In 1951 the History Museum of Croatia was founded, but it was administered by the Yugoslav Academy of Arts and Science as one of its institutions; it was headed by Nevenka Prosen. For a brief period after her tenure it was headed by Academician Ferdo Culinovic.
During the fifties in Zagreb there was an independent institution, the Museum of Serbs in Croatia, which kept objects from Serb monasteries and churches which were preserved from destruction during the war. The Museum’s director was Branko Sucevic. When Zagreb built a new City Hall in 1959, the mayor, Veceslav Holjevac, gave the History Museum of Croatia Rauch’s Palace in the old part of town, in 9 Matoseva Street.
In 1962 the Museum was separated from the Yugoslav Academy of Arts and Science and was integrated with the Museum of Serbs in Croatia which became one of its sections.

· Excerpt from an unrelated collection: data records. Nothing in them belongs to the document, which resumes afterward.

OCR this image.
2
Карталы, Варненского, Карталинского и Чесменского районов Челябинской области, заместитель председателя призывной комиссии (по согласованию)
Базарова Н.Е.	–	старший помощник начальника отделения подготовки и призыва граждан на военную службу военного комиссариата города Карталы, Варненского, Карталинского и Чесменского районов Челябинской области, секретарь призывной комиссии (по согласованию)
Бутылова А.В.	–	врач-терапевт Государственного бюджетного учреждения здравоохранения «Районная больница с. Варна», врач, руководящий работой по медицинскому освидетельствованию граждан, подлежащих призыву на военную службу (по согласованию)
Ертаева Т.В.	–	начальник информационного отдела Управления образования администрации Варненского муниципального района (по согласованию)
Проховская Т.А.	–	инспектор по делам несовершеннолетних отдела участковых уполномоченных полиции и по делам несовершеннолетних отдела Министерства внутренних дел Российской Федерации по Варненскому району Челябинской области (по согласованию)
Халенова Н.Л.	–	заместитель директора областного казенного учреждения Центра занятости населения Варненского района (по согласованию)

At that time, between 1962 and 1966, the head of the Museum was Fedor Moacanin. After him, the post of the Museum’s director was briefly held by Hrvoje Matkovic.

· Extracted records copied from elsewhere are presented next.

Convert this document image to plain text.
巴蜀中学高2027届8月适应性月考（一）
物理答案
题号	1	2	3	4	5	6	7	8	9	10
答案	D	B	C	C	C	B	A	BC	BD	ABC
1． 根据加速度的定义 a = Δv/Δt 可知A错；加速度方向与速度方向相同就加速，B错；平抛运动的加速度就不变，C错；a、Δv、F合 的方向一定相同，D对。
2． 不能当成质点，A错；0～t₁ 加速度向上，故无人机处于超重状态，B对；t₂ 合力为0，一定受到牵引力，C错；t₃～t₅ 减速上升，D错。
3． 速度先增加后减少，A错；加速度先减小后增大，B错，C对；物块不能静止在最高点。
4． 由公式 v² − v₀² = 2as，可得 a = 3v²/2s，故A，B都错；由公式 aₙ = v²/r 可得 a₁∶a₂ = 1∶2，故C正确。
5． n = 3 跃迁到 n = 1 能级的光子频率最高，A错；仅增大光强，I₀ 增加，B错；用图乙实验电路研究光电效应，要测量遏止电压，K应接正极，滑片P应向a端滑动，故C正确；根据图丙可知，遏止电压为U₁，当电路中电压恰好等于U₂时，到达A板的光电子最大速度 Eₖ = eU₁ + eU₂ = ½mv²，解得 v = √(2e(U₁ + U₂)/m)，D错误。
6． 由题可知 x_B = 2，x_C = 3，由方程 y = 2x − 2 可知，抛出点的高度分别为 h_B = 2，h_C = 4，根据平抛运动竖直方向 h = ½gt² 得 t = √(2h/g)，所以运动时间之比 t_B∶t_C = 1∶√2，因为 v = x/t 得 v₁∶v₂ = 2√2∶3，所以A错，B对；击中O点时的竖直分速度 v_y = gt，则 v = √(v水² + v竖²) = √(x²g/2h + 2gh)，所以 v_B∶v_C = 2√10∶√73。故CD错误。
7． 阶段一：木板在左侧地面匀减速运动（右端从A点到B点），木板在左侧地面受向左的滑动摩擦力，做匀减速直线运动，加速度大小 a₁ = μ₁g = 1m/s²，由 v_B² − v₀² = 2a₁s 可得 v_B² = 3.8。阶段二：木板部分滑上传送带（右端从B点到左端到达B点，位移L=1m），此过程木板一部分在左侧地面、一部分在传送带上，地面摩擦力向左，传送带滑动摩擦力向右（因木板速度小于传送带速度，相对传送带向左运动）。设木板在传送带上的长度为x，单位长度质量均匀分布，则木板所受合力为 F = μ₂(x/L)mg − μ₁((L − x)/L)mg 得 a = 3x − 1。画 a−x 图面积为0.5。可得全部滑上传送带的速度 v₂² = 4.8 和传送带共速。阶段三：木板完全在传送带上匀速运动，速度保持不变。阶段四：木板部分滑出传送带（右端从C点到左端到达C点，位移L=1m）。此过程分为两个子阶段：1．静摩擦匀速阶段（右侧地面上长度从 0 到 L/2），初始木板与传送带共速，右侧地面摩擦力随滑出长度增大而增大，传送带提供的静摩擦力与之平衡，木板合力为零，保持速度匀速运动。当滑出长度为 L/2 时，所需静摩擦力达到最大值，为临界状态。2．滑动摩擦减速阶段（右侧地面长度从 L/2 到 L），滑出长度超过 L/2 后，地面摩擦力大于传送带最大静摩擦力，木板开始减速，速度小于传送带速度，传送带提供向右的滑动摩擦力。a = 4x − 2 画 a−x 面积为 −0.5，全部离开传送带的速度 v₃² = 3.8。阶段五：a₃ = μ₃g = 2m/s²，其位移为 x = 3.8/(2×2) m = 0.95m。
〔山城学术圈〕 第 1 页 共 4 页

In the period between 1967 and 1980 the Museum was headed by Dr Lelja Dobronic, and these years marked the beginning of the rise of this institution with an exceptional increase in publishing, research and general museum activities. Numerous catalogues of collections and special exhibitions were published, exhibitions were organised outside the Museum, and the Society of Friends of the History Museum of Croatia was founded. The curators organised numerous excursions and visits to cultural and historical monuments for members of the Society and provided them with guided tours. During the summer ‘Children’s Summer Days’ were organised, and during the year in the Museum’s magnificent baroque hall ‘Evenings at the History Museum of Croatia’ were held with given by numerous masters and music institutions.

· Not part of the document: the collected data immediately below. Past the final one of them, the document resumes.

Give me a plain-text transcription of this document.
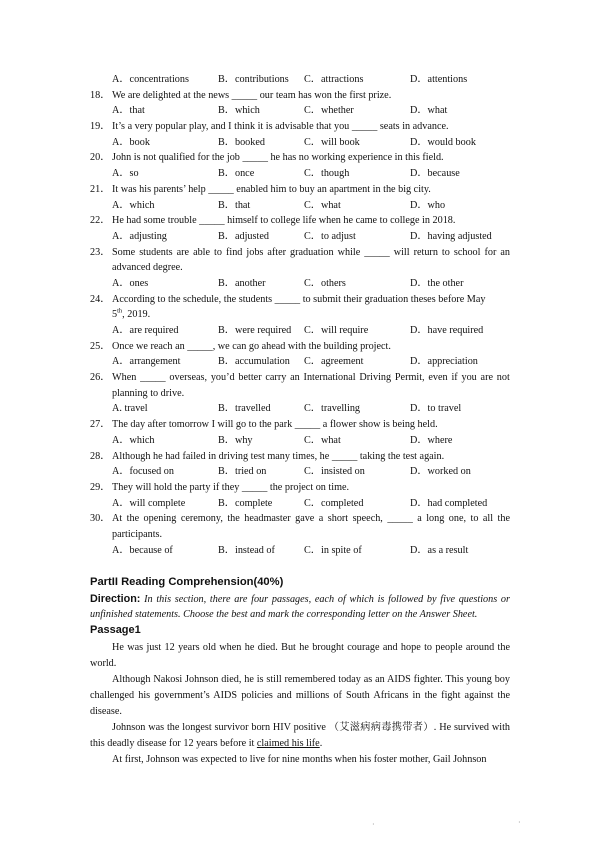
A．concentrations	B．contributions C．attractions	D．attentions
18． We are delighted at the news _____ our team has won the first prize.
A．that	B．which	C．whether	D．what
19． It’s a very popular play, and I think it is advisable that you _____ seats in advance.
A．book	B．booked	C．will book	D．would book
20． John is not qualified for the job _____ he has no working experience in this field.
A．so	B．once	C．though	D．because
21． It was his parents’ help _____ enabled him to buy an apartment in the big city.
A．which	B．that	C．what	D．who
22． He had some trouble _____ himself to college life when he came to college in 2018.
A．adjusting	B．adjusted	C．to adjust	D．having adjusted
23． Some students are able to find jobs after graduation while _____ will return to school for an
advanced degree.
A．ones	B．another	C．others	D．the other
24． According to the schedule, the students _____ to submit their graduation theses before May
5th, 2019.
A．are required	B．were required C．will require	D．have required
25． Once we reach an _____, we can go ahead with the building project.
A．arrangement	B．accumulation C．agreement	D．appreciation
26． When _____ overseas, you’d better carry an International Driving Permit, even if you are not
planning to drive.
A. travel	B．travelled	C．travelling	D．to travel
27． The day after tomorrow I will go to the park _____ a flower show is being held.
A．which	B．why	C．what	D．where
28． Although he had failed in driving test many times, he _____ taking the test again.
A．focused on	B．tried on	C．insisted on	D．worked on
29． They will hold the party if they _____ the project on time.
A．will complete	B．complete	C．completed	D．had completed
30． At the opening ceremony, the headmaster gave a short speech, _____ a long one, to all the
participants.
A．because of	B．instead of	C．in spite of	D．as a result
PartII Reading Comprehension(40%)
Direction: In this section, there are four passages, each of which is followed by five questions or unfinished statements. Choose the best and mark the corresponding letter on the Answer Sheet.
Passage1
He was just 12 years old when he died. But he brought courage and hope to people around the world.
Although Nakosi Johnson died, he is still remembered today as an AIDS fighter. This young boy challenged his government’s AIDS policies and millions of South Africans in the fight against the disease.
Johnson was the longest survivor born HIV positive （艾滋病病毒携带者）. He survived with this deadly disease for 12 years before it claimed his life.
At first, Johnson was expected to live for nine months when his foster mother, Gail Johnson
·	·
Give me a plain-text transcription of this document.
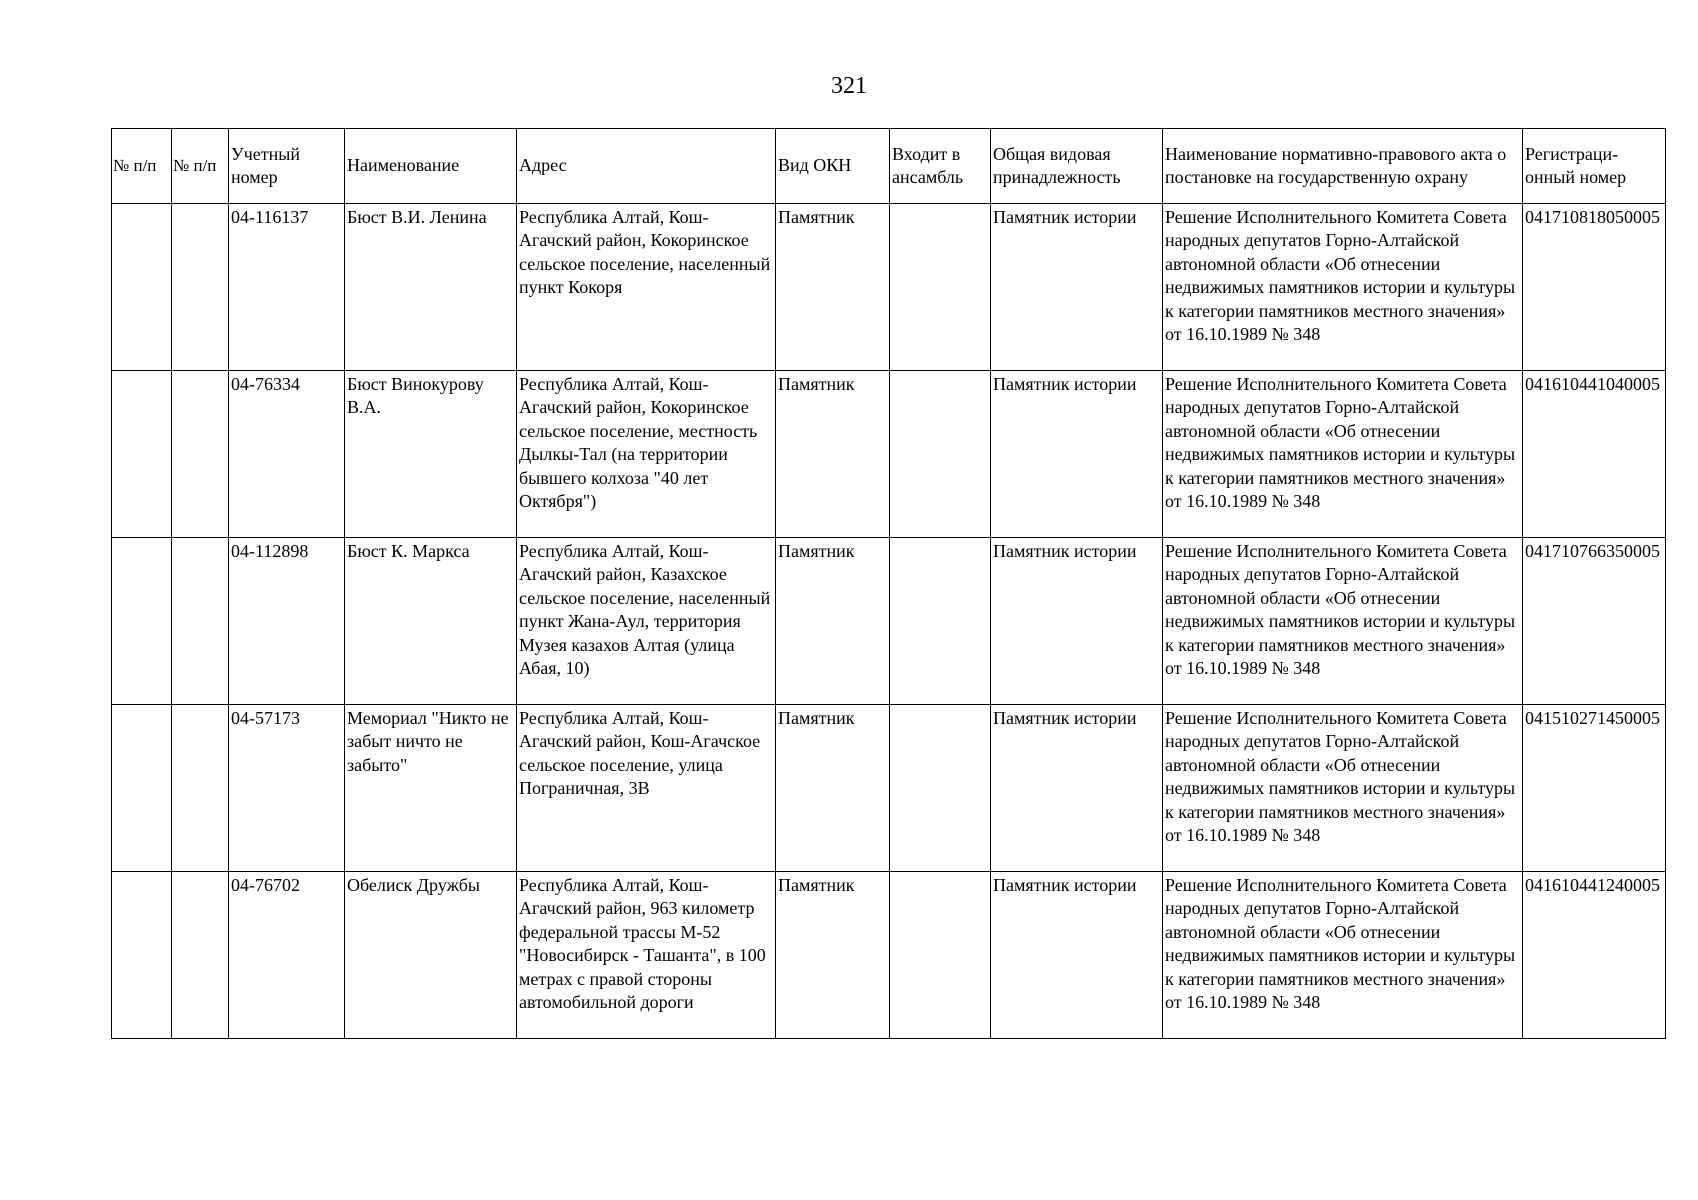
321
№ п/п	№ п/п	Учетный номер	Наименование	Адрес	Вид ОКН	Входит в ансамбль	Общая видовая принадлежность	Наименование нормативно-правового акта о постановке на государственную охрану	Регистраци-онный номер
		04-116137	Бюст В.И. Ленина	Республика Алтай, Кош-Агачский район, Кокоринское сельское поселение, населенный пункт Кокоря	Памятник		Памятник истории	Решение Исполнительного Комитета Совета народных депутатов Горно-Алтайской автономной области «Об отнесении недвижимых памятников истории и культуры к категории памятников местного значения» от 16.10.1989 № 348	041710818050005
		04-76334	Бюст Винокурову В.А.	Республика Алтай, Кош-Агачский район, Кокоринское сельское поселение, местность Дылкы-Тал (на территории бывшего колхоза "40 лет Октября")	Памятник		Памятник истории	Решение Исполнительного Комитета Совета народных депутатов Горно-Алтайской автономной области «Об отнесении недвижимых памятников истории и культуры к категории памятников местного значения» от 16.10.1989 № 348	041610441040005
		04-112898	Бюст К. Маркса	Республика Алтай, Кош-Агачский район, Казахское сельское поселение, населенный пункт Жана-Аул, территория Музея казахов Алтая (улица Абая, 10)	Памятник		Памятник истории	Решение Исполнительного Комитета Совета народных депутатов Горно-Алтайской автономной области «Об отнесении недвижимых памятников истории и культуры к категории памятников местного значения» от 16.10.1989 № 348	041710766350005
		04-57173	Мемориал "Никто не забыт ничто не забыто"	Республика Алтай, Кош-Агачский район, Кош-Агачское сельское поселение, улица Пограничная, 3В	Памятник		Памятник истории	Решение Исполнительного Комитета Совета народных депутатов Горно-Алтайской автономной области «Об отнесении недвижимых памятников истории и культуры к категории памятников местного значения» от 16.10.1989 № 348	041510271450005
		04-76702	Обелиск Дружбы	Республика Алтай, Кош-Агачский район, 963 километр федеральной трассы М-52 "Новосибирск - Ташанта", в 100 метрах с правой стороны автомобильной дороги	Памятник		Памятник истории	Решение Исполнительного Комитета Совета народных депутатов Горно-Алтайской автономной области «Об отнесении недвижимых памятников истории и культуры к категории памятников местного значения» от 16.10.1989 № 348	041610441240005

After Dr Lelja Dobronic’s retirement, Ivan Barbaric was the Museum’s director between 1980 and 1986, and he was succeeded by Jasna Tomicic.
During this most recent period the History Museum of Croatia and the Museum of the Revolution of the Peoples of Croatia merged to form the Croatian History Museum. Unfortunately, almost all of the holdings of those two museums are today kept in the same building, the Rauch Palace, to which the historical collections were moved in 1959 in order to provide them with more space. As far as the collections are concerned, the entire holdings are divided into 16 sections, each with its own head and curator. Several tens of thousands of objects are kept at the Museum today, so that we can echo the words: ‘There is no more room at the National Hall.’